Before I introduce you to my notes, I offer you some information about the wine itself. I admit that I’m not very adept at this matter and most probably will miss not a few useful things, or I won’t be precise enough.
Judging from the photo we may think that sherry is a dark grape variety. Actually, it turned out to be white. Except in the region of Jerez, Andalucia, it can be found also in Australia and Chile, which are serious winemakers. There are speculations about its country of origin. Some argue that this are the Canary Islands, from where it was later brought to Germany. Others state that it originates from Andalucia, and recent studies suggest that Ximenez is related to a grape variety, brought in from the Arabs, who ruled over most of Spain until the time of the Reconquista. There is also an opinion that it was presented in Spain by the Dutch.
A special thing about the wines labeled as PX Sherry or Pedro Ximenez is that they are sweet. The grape variety is characterized by a high sugar content, that is used by the technologists in the process. It depends on them whether the wine will be fortified with brandy or not. Traditionally, this and the most of the Sherries are consumed well in England. Together with the Portuguese Madeira wine, this wine is imported into the UK for centuries. Such is my bottle. Since I couldn’t find such a Sherry nowhere in Bulgaria, and I wanted to try it, I asked friends living in England to buy it for me / Dido, Nelly – Cheers!/. It is bottled for distribution in chain stores in England and costs around £8 /0,500ml/. Nothing unattainable, but there is no market for it here.
At first, I started with estimating its sweetness.
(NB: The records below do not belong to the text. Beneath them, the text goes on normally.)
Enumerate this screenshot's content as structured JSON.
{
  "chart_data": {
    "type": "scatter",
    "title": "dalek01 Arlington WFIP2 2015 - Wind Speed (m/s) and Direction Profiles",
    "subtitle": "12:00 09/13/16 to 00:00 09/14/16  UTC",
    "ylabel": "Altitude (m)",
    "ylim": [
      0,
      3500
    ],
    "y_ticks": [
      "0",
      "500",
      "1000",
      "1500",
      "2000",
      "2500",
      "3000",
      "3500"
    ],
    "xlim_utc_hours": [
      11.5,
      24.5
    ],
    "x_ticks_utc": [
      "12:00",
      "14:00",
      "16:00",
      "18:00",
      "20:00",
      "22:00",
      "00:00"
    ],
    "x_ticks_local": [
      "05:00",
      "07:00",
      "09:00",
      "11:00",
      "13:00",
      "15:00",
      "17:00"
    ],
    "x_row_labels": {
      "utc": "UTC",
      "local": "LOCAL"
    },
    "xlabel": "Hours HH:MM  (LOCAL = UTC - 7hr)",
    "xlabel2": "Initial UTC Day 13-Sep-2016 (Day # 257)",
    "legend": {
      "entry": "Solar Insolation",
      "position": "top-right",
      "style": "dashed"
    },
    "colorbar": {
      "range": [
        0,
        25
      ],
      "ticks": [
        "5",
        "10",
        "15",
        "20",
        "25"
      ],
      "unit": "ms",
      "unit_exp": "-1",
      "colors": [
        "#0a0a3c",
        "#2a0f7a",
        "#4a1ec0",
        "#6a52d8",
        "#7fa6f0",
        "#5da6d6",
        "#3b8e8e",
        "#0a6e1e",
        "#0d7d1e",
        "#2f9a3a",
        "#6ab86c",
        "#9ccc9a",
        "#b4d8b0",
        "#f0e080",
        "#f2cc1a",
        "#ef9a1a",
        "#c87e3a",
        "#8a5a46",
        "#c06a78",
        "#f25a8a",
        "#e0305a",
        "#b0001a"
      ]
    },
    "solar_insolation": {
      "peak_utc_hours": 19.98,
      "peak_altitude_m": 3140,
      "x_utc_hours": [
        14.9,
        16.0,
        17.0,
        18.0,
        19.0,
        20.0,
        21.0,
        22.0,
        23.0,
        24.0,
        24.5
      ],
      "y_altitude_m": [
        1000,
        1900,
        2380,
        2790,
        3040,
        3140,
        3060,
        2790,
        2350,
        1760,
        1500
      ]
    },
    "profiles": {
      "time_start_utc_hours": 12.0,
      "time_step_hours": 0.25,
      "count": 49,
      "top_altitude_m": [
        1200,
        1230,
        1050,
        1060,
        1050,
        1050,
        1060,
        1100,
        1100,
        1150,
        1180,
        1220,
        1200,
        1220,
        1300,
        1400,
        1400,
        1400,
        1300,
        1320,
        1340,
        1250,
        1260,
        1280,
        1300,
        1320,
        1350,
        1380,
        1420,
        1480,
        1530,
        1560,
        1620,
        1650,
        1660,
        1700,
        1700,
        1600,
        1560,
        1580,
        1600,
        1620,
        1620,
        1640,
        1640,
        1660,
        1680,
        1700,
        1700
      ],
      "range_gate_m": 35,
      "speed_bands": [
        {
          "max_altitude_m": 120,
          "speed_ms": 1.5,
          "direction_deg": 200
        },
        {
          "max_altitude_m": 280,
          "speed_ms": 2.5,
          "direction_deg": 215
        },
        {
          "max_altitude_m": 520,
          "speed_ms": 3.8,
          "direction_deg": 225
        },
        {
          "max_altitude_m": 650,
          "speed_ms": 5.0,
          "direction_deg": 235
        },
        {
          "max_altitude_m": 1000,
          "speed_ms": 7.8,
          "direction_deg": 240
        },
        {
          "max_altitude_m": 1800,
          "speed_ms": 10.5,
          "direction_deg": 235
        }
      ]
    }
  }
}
It is very sweet, indeed. Thick, sweet liquid, which reminds me of treacle/ mastic. Dropped somewhere, it immediately begins to stick. With this amount of sweetness I think it would be perfect for some kind of summer cocktail. It is also very fragrant – honey, maple syrup, the mentioned mastic, pear jam, prune jam, peach juice and caramel. I didn’t find any traces of brandy. Taste – the thick liquid reminds of fruit juice concentrate, coffee, massive sweetness, pears, but maybe slightly baked with butter. Roasted pumpkin, covered with delicious caramelized crust of melted sugar, soaked with vanilla /I think this wine can be perfectly combined with desserts – baked ones, cakes and ice creams/. Finish – relatively short. Expected sweetness and fruits. No traces of bitterness and tannins. Prunes, toasted butter cake and raisins.
I liked it. I love sweet and I drink it. For most people, however, it may seem too sweet. I see benefit of meeting it, because of its relation to the whiskey. If I get the chance I would try other varieties of Pedro Ximenez too.